Algebra[4] is not, as are Arithmetic and Geometry, indispensable to every one. It should be very sparingly introduced into the general education of youth, and we would there willingly dispense with it entirely, excepting logarithms, if this would benefit the study of arithmetic and geometry. The programme of it which we are now to give, considers it purely in view of its utility to engineers, and we will carefully eliminate every thing not necessary for them.

Algebraical calculation presents no serious difficulty, when its students become well impressed with this idea, that every letter represents a number; and particularly when the consideration of negative quantities is not brought in at the outset and in an absolute manner. These quantities and their properties should not be introduced except as the solution of questions by means of equations causes their necessity to be felt, either for generalizing the rules of calculation, or for extending the meaning of the formulas to which it leads. Clairaut pursues this course. He says, “I treat of the multiplication of negative quantities, that dangerous shoal for both scholars and teachers, only after having shown its necessity to the learner, by giving him a problem in which he has to consider negative quantities independently of any positive quantities from which they are subtracted. When I have arrived at that point in the problem where I have to multiply or divide negative quantities by one another, I take the course which was undoubtedly taken by the first analysts who have had those operations to perform and who have wished to follow a perfectly sure route: I seek for a solution of the problem which does not involve these operations; I thus arrive at the result by reasonings which admit of no doubt, and I thus see what those products or quotients of negative quantities, which had given me the first solution, must be.” Bezout proceeds in the same way.

We recommend to teachers to follow these examples; not to speak to their pupils about negative quantities till the necessity of it is felt, and when they have become familiar with algebraic calculation; and above all not to lose precious time in obscure discussions and demonstrations, which the best theory will never teach students so well as numerous applications.

It has been customary to take up again, in algebra, the calculus of fractions, so as to generalize the explanations given in arithmetic, since the terms of literal fractions may be any quantities whatsoever. Rigorously, this may be well, but to save time we omit this, thinking it better to employ this time in advancing and exercising the mind on new truths, rather than in returning continually to rules already given, in order to imprint a new degree of rigor on their demonstration, or to give them an extension of which no one doubts.

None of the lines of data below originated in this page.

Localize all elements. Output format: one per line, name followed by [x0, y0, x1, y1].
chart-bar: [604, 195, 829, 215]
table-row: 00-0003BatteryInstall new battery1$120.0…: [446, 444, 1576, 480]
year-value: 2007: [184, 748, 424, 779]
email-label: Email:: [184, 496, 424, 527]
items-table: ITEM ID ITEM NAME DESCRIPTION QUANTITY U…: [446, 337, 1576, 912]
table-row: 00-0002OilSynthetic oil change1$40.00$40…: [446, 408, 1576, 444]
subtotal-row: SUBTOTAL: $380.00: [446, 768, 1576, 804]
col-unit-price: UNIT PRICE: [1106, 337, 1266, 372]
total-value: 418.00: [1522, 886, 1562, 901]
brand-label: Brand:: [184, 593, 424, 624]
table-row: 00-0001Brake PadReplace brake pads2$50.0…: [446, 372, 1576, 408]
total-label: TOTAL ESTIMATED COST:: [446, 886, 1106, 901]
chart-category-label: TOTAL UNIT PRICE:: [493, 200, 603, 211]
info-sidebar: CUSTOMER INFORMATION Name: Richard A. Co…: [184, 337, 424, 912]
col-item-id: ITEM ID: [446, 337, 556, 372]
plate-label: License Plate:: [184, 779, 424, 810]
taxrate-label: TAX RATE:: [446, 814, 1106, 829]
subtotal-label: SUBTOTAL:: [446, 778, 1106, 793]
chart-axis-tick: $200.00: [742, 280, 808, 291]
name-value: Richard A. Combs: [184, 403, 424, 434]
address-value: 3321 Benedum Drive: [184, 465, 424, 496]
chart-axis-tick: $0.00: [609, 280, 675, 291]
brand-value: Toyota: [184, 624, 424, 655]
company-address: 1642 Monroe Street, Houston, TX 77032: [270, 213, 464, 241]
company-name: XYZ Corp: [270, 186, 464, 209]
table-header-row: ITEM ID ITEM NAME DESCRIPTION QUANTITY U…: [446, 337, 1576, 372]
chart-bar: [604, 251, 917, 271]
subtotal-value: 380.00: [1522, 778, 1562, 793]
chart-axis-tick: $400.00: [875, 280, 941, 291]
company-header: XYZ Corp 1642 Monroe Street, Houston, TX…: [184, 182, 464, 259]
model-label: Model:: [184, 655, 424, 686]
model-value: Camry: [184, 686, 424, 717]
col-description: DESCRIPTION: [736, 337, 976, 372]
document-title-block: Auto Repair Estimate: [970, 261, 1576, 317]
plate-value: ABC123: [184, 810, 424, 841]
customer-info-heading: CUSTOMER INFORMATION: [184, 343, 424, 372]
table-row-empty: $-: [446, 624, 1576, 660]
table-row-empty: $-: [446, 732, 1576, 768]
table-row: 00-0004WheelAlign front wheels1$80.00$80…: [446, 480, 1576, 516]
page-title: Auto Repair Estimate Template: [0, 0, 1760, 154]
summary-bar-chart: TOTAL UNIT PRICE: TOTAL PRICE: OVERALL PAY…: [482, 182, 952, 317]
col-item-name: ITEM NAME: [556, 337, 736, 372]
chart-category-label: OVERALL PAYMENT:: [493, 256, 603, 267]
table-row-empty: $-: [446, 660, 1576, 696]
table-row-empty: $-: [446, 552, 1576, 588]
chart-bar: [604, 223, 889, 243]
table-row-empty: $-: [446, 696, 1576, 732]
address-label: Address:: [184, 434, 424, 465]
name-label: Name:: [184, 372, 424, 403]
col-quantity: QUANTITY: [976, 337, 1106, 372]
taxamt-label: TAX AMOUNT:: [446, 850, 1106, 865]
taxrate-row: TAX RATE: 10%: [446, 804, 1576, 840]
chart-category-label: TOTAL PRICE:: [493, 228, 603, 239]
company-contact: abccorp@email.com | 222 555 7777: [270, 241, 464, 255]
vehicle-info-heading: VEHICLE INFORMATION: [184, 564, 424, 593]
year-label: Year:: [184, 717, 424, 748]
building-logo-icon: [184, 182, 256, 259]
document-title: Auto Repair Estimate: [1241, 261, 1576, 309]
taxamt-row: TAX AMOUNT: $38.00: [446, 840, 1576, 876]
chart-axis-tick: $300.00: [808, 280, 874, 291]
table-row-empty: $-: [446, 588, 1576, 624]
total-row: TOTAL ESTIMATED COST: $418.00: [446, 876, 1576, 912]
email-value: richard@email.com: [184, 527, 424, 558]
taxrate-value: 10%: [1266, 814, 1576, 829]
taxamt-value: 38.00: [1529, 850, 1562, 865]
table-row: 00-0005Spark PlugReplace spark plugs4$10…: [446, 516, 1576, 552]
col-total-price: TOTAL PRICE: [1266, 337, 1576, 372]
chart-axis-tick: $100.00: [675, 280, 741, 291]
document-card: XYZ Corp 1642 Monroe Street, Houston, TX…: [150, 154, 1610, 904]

The study of numerical equations of the first degree, with one or several unknown quantities, must be made with great care. We have required the solution of these equations to be made by the method of substitution. We have done this, not only because this method really comprehends the others, particularly that of comparison, but for this farther reason. In treatises on algebra, those equations alone are considered whose numerical coefficients and solutions are very simple numbers. It then makes very little difference what method is used, or in what order the unknown quantities are eliminated. But it is a very different thing in practice, where the coefficients are complicated numbers, given with decimal parts, and where the numerical values of these coefficients may be very different in the same equation, some being very great and some very small. In such cases the method of substitution can alone be employed to advantage, and that with the precaution of taking the value of the unknown quantity to be eliminated from that equation in which it has relatively the greatest, coefficient. Now the method of comparison is only the method of substitution put in a form in which these precautions cannot be observed, so that in practice it will give bad results with much labor.

The candidates must present to the examiners the complete calculations of the resolution of four equations with four unknown quantities, made with all the precision permitted by the logarithmic tables of Callet, and the proof that that precision has been obtained. The coefficients must contain decimals and be very different from one another, and the elimination must be effected with the above precautions.

The teaching of the present day disregards too much the applicability of the methods given, provided only that they be elegant in their form; so that they have to be abandoned and changed when the pupils enter on practice. This disdain of practical utility was not felt by our great mathematicians, who incessantly turned their attention towards applications. Thus the illustrious Lagrange made suggestions like those just given; and Laplace recommended the drawing of curves for solving directly all kinds of numerical equations.

As to literal equations of the first degree, we call for formulas sufficient for the resolution of equations of two or three unknown quantities. Bezout’s method of elimination must be given as a first application of that fruitful method of indeterminates. The general discussion of formulas will be confined to the case of two unknown quantities. The discussion of three equations with three unknown quantities, x, y, and z, in which the terms independent of the unknown quantities are null, will be made directly, by this simple consideration that the system then really includes only two unknown quantities, to wit, the ratios of x and y, for example, to z.

The resolution of inequalities of the first degree with one or more unknown quantities, was added to equations of the first degree some years ago. We do not retain that addition.

The equations of the second degree, like the first, must be very carefully given. In dwelling on the case where the coefficient of x2 converges towards zero, it will be remarked that, when the coefficient is very small, the ordinary formula would give one of the roots by the difference of two numbers almost equal; so that sufficient exactness could not be obtained without much labor. It must be shown how that inconvenience may be avoided.